Create and calculate your debt to income ratio for a few months. If you find it to be above 43% a lender may still give you a loan. On the flip side, you should get your debt as low as you can before you start your loan application process.
3. STUDENT LOAN FACTOR.
The amount owed on student loans has tripled in the past 10 years to nearly $1.1 trillion, according to the Federal Reserve Bank of New York. If you have high student loan debt, lenders will include the total loan as part of your debt to income ratio. This will inflate your debt to income ratio to the point a lender may not even call you back. (Sorry for the wrongly timed joke)
The only option you have is to aggressively pay down the debt.
4. DO YOU HAVE GOOD CREDIT?
Live within your means people. By not carrying any credit card debt, you will not only be able to afford and get a mortgage, but it will also help keep the interest rate on the mortgage low. So if you are charging drinks at FW Sullivans and tacos at Southern Tacos you are doing it wrong (Our RVA Peeps get this)
5. JOB STABILITY AND HISTORY QUALIFICATION.
Lenders rely on a stable employment history and a couple of years of steady or increasing income to determine what kind of loan you’re capable of paying back.

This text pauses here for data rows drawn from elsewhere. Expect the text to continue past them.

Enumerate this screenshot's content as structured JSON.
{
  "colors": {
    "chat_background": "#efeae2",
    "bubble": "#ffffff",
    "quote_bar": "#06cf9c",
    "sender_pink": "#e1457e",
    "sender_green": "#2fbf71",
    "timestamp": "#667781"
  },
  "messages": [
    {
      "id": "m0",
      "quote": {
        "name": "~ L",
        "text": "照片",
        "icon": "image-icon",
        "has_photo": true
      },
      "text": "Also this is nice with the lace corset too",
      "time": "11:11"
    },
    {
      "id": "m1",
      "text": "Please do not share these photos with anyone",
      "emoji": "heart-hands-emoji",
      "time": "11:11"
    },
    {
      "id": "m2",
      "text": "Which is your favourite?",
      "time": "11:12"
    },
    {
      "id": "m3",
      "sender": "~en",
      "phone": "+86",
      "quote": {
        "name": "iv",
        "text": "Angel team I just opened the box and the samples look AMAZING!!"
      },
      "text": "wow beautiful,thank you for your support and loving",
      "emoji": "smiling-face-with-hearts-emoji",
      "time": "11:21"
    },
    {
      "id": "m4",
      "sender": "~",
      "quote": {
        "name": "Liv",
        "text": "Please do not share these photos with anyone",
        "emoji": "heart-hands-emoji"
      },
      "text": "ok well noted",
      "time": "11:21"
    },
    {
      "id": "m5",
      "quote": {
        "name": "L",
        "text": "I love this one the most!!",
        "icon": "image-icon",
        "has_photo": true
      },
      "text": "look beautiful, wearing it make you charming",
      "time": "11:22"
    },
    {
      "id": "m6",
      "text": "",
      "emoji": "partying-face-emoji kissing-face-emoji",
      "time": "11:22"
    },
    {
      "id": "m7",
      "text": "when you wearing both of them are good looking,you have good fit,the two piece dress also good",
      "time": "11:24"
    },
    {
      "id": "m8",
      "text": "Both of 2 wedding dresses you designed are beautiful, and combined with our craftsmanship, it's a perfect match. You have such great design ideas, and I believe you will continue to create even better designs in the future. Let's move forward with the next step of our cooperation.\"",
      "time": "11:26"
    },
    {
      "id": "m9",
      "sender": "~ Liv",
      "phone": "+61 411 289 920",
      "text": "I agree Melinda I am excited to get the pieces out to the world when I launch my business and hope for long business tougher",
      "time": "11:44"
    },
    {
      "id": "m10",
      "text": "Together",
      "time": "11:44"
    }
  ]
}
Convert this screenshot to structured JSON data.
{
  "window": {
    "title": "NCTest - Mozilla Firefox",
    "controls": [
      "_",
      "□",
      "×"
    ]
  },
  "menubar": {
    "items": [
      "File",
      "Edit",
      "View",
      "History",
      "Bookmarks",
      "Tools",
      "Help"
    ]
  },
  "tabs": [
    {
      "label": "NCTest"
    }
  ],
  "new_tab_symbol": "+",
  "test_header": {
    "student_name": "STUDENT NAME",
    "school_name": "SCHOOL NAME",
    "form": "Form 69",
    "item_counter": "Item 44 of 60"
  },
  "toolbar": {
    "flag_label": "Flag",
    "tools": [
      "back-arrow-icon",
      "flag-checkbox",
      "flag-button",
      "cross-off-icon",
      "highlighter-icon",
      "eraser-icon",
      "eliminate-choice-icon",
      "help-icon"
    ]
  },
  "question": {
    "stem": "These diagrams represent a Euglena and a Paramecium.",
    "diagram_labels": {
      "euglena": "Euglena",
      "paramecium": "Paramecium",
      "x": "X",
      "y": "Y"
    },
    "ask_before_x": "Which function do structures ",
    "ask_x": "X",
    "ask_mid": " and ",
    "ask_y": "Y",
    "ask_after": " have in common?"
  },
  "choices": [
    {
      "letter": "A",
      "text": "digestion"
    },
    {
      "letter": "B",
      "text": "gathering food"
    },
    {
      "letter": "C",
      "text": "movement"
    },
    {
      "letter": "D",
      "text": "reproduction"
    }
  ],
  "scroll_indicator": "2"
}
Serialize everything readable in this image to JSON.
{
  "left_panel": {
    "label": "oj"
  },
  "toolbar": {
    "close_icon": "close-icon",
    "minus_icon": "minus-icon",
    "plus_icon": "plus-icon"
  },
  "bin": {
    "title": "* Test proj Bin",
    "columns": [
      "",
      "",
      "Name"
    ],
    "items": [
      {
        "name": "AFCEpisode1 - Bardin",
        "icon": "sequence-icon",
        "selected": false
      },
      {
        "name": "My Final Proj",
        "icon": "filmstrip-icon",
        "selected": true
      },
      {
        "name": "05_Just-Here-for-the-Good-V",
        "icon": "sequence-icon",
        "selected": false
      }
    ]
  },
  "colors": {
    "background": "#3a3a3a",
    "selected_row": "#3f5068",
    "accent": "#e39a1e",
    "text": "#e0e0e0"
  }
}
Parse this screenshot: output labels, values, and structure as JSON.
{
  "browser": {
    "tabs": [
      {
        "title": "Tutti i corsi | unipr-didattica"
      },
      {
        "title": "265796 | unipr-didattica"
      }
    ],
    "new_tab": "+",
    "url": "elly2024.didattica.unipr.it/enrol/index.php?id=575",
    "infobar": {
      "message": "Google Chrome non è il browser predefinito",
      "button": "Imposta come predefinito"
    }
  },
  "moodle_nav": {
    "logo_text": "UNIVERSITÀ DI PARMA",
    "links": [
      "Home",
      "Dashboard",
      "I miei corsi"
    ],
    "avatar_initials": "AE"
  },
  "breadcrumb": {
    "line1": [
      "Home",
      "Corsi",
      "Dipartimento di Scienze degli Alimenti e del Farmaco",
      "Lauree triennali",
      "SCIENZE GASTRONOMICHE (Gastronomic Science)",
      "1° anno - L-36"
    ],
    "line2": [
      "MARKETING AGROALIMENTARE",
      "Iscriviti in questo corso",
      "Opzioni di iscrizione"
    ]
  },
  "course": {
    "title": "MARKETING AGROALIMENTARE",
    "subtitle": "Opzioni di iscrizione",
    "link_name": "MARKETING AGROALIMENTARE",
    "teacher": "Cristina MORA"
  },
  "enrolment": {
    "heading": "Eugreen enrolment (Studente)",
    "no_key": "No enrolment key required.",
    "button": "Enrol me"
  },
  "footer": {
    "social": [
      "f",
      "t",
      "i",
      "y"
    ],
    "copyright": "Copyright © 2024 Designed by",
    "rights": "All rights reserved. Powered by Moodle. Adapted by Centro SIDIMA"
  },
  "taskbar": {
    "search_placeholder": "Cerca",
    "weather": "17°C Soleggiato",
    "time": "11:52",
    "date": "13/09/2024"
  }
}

So if you’re thinking about taking a new job, postpone the switch until after you’ve qualified for a mortgage. Now with that said a promotion or job upgrade in the same field may be okay.
6. PROS AND CONS OF A CO-SIGNER.
If you have weak credit, a high debt-to-income ratio or an unstable work history, you may have to lean on your parents. I’m not lucky enough to ever have had this conversation, so I can’t tell you what to say. But you can use them as co-signers.
Using a co-signer would allow you to buy a home that would have otherwise been impossible. You would get the title to the deed, and since you pay the mortgage payments, you are the one strengthening your credit.
Downsides? Going this route puts pressure on your co-signer. If they co-sign for you they will also be increasing their debt to income ration and that may hurt them in the long run if they need to borrow. So think of them needing a new car or a having to get a loan to buy a new roof for their home. Al of this will become more difficult for them.
7. LOOK FOR PROGRAMS, GRANTS & SPECIAL MORTGAGES
There is more than one way to skin a cat (not that you would ever do that). Look for grants that will help with a down payment. Some programs may cover up to 3% and that will cover nearly the entire minimum down payment requirements for many mortgage programs. Also you can select a mortgage that has no down payment requirement such as a USDA.